At the Frog Pond we found two gliders (flying frogs). We saw small brown tree frogs on the balustrade, but after picking them up we discovered that they were gliders because of the flaps between the fingers. The flaps between the fingers are an adaptation to their life in trees and gives them the ability to achieve gliding flight. The name of the specie is Harlequin Tree Frog (Rhacophorus pardalis). They turned out to be there every night.
The other glider we saw was a Wallace’s Flying Frog (Rhacophorus nigropalmatus). This is the original ‘Flying Frog of Borneo’! This specimen came down from the canopy, where they live, to breed. I feel very lucky!
Another great surprise was on the last night in this park. Dieuwertje found a Bornean Horned Frog (Megophrys nasuta). She told me that she saw the reflection of frog eyes (eye shine). That is a great way to find frogs during the night. Frog eyes give red eye shine when you aim your light on them. After seeing the eye shine she went looking for the frog, but she did not see a frog. She moved away, knowing that there had to be a frog. When the frog moved she was sure and found the horned frog.
The Malaysian Cat Gecko (Aeluroscalabotes felinus) was also a great new specie for us. This is a gecko that lives in the trees most of the time and is active by night. They retain fat in the tail as a means of survival. A fat tail means a well-fed and healthy gecko. The gecko is called cat gecko because of the habit of curling up with its tail around itself when it sleeps, similar to cats. Be careful when picking them up, because they bite and hang on your finger like a pitbull. A good defense, because I should not have picked him up in the first place.
The Malaysian Cat Gecko (Aeluroscalabotes felinus) was not the only reptile I saw during night time. As you can see on the photos, there was more.
Although the accommodations are not on the same level as Mulu National Park and Bako National Park I really recommend this national park. There is not a restaurant in Kubah and also not close to the park.
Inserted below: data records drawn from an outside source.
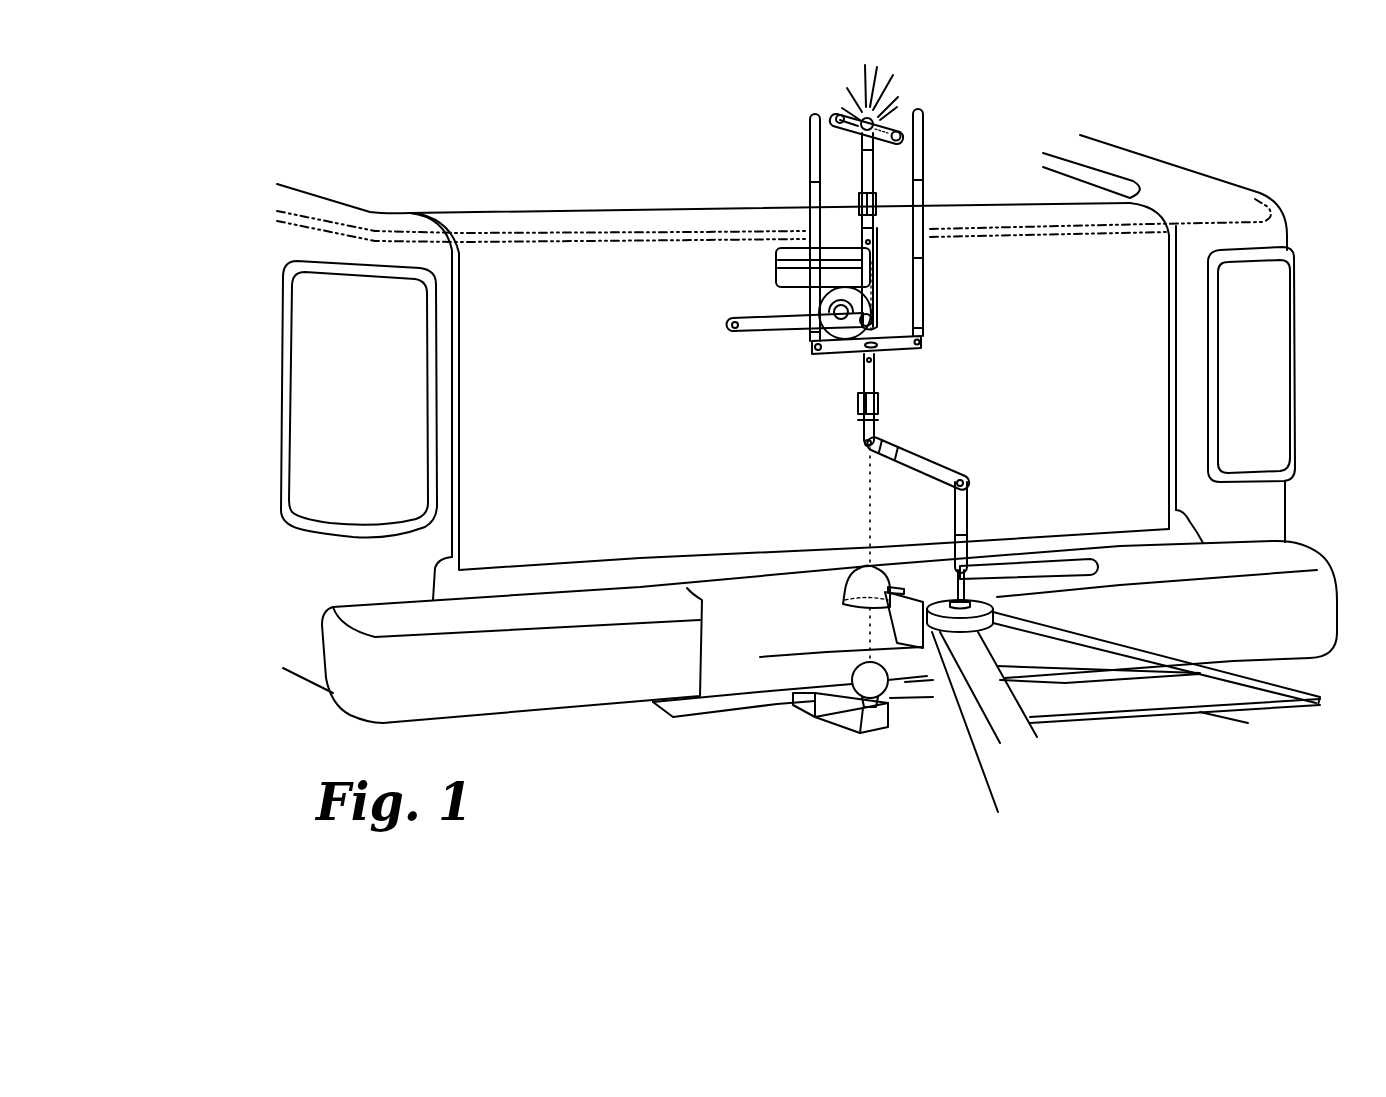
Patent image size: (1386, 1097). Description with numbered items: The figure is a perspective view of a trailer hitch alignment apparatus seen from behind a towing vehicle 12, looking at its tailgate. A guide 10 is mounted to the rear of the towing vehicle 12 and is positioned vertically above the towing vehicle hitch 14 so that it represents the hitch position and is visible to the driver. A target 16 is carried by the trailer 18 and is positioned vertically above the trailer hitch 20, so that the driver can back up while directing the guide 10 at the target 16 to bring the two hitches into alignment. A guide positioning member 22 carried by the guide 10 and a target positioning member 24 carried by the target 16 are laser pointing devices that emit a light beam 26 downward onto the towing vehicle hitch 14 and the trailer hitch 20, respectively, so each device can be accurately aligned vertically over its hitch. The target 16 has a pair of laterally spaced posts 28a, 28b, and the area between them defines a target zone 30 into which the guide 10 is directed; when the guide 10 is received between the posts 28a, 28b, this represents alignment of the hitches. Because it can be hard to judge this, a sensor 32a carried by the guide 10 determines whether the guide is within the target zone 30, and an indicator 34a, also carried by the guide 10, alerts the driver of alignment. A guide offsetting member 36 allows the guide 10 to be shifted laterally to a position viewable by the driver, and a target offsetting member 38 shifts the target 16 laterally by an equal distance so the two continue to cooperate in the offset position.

The guide 10 is at (884, 219).
The towing vehicle 12 is at (1207, 190).
The towing vehicle hitch 14 is at (860, 683).
The target 16 is at (970, 477).
The trailer 18 is at (1163, 655).
The trailer hitch 20 is at (860, 567).
The guide positioning member 22 is at (877, 203).
The target positioning member 24 is at (878, 396).
The light beam 26 is at (868, 481).
The post 28a is at (811, 122).
The post 28b is at (921, 123).
The target zone 30 is at (886, 288).
The sensor 32a is at (862, 137).
The indicator 34a is at (858, 95).
The guide offsetting member 36 is at (752, 322).
The target offsetting member 38 is at (1040, 562).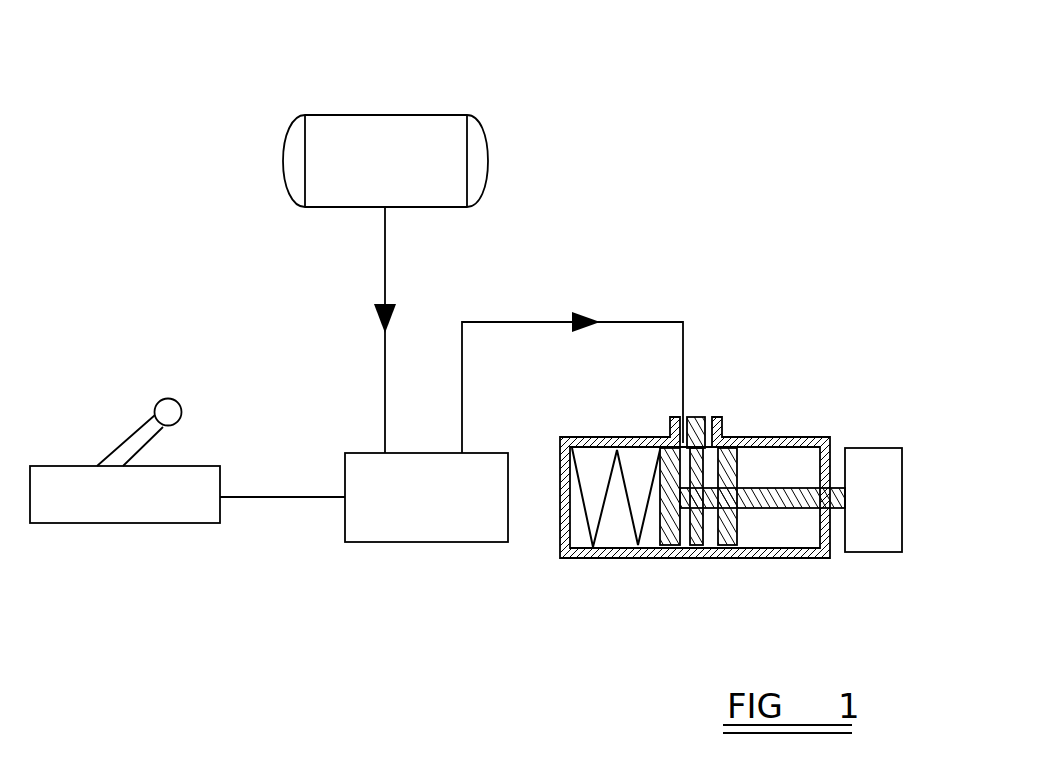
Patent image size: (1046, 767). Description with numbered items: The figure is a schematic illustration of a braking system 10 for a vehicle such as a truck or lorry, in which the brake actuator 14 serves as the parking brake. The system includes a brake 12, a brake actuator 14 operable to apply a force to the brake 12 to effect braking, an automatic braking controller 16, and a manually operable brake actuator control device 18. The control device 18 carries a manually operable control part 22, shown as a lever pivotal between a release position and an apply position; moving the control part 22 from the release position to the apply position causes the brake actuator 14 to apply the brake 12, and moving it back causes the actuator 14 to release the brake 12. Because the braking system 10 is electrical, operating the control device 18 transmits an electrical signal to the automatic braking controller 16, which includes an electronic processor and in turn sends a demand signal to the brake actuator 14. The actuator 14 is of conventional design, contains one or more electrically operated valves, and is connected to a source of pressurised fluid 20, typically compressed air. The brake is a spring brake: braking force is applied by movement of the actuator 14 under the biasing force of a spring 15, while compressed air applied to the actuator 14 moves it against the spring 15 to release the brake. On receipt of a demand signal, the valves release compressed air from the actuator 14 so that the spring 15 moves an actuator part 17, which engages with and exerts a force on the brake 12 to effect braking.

The braking system 10 is at (590, 145).
The brake 12 is at (873, 500).
The brake actuator 14 is at (647, 557).
The spring 15 is at (582, 508).
The automatic braking controller 16 is at (451, 427).
The actuator part 17 is at (835, 510).
The brake actuator control device 18 is at (112, 424).
The source of pressurised fluid 20 is at (385, 284).
The manually operable control part 22 is at (145, 437).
You will have to bring your own food and you will have to cook yourself. Not a five star kitchen, but enough to make something. The beauty around you is a great compensation. For amphibians and reptiles lovers this is the park you should not miss!
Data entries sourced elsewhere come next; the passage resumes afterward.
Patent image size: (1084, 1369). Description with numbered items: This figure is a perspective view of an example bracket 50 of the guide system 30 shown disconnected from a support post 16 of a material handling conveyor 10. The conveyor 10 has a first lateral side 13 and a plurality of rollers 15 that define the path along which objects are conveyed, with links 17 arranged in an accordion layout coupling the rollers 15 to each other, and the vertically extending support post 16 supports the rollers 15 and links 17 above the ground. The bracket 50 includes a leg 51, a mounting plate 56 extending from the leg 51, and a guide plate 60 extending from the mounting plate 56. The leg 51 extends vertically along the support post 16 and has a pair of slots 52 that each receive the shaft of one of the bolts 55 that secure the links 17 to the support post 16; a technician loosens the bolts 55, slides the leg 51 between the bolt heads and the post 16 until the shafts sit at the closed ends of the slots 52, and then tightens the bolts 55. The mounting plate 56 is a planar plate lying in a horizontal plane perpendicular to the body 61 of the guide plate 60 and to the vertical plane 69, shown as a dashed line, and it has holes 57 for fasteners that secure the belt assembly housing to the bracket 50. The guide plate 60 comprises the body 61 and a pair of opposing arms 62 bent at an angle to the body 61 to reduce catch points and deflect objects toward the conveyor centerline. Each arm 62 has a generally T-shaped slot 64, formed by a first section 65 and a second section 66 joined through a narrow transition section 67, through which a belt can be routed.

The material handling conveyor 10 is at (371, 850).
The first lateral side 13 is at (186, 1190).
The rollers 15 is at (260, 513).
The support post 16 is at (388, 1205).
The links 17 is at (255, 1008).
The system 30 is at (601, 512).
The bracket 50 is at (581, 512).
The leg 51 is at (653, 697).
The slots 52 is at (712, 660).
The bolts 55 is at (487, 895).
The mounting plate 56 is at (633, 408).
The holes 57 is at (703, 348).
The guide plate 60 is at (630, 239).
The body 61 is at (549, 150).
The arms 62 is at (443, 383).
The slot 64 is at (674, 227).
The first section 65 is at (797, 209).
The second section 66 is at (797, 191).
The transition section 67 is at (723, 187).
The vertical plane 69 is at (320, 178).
- Asian Softshell Turtle (Dogania subplana)
- Black-spotted Rock Frog (Staurois guttatus)
- Bornean Horned Frog / Bornean Horned Toad (Megophrys nasuta)
- Bornean Narrow-mounted Frog (Microhyla borneensis)
- Brown Slender Toad (Ansonia leptopus)
- Dark-eared Tree Frog (Polypedates macrotis)
- File-eared Tree Frog (Polypedates otilophus)
- Frilled Tree Frog (Rhacophorus appendiculatus)
- Harlequin Tree Frog (Rhacophorus pardalis)
- Lowland Litter Frog (Leptobrachium abbotti)
- Lesser Swamp Frog (Limnonectes paramacrodon)
- Mahogany Frog (Rana lactuosa)
- Peat Swamp Frog (Limnoncetes malesianus)
- Rough-backed River Frog (Limnoncetes ibanorum)
- Rough-sided frog (Rana glandulosa)
- Smooth Guardian Frog (Limnonectes palavanensis)
- Wallace’s Flying Frog (Rhacophorus nigropalmatus)
- White-lipped Frog (Rana chalconota)
I found more frogs, but I am still busy with the IDs.
- Bornean Angle-headed Lizard (Gonocephalus bornensis)
- Brooke’s Water Skink (Tropidophorus brookei)
- Malaysian Cat Gecko (Aeluroscalabotes felinus)
- Common Ground Skink (Mabuya multifasciata)
- Giant Bent-toed Gecko (Cyrtodactylus consobrinus)
- Green Crested Lizard (Bronchocela cristatella)
- Kendall’s Rock Gecko (Cnemaspis kendallii)
- Bornean Keeled Green Pit Viper (Tropidolaemus subannulatus)
- Speckle-bellied Keelback Snake (Rhabdophis chrysargos)
This was my last trip report about Borneo for now. My next trip report will be about Pulau Tioman.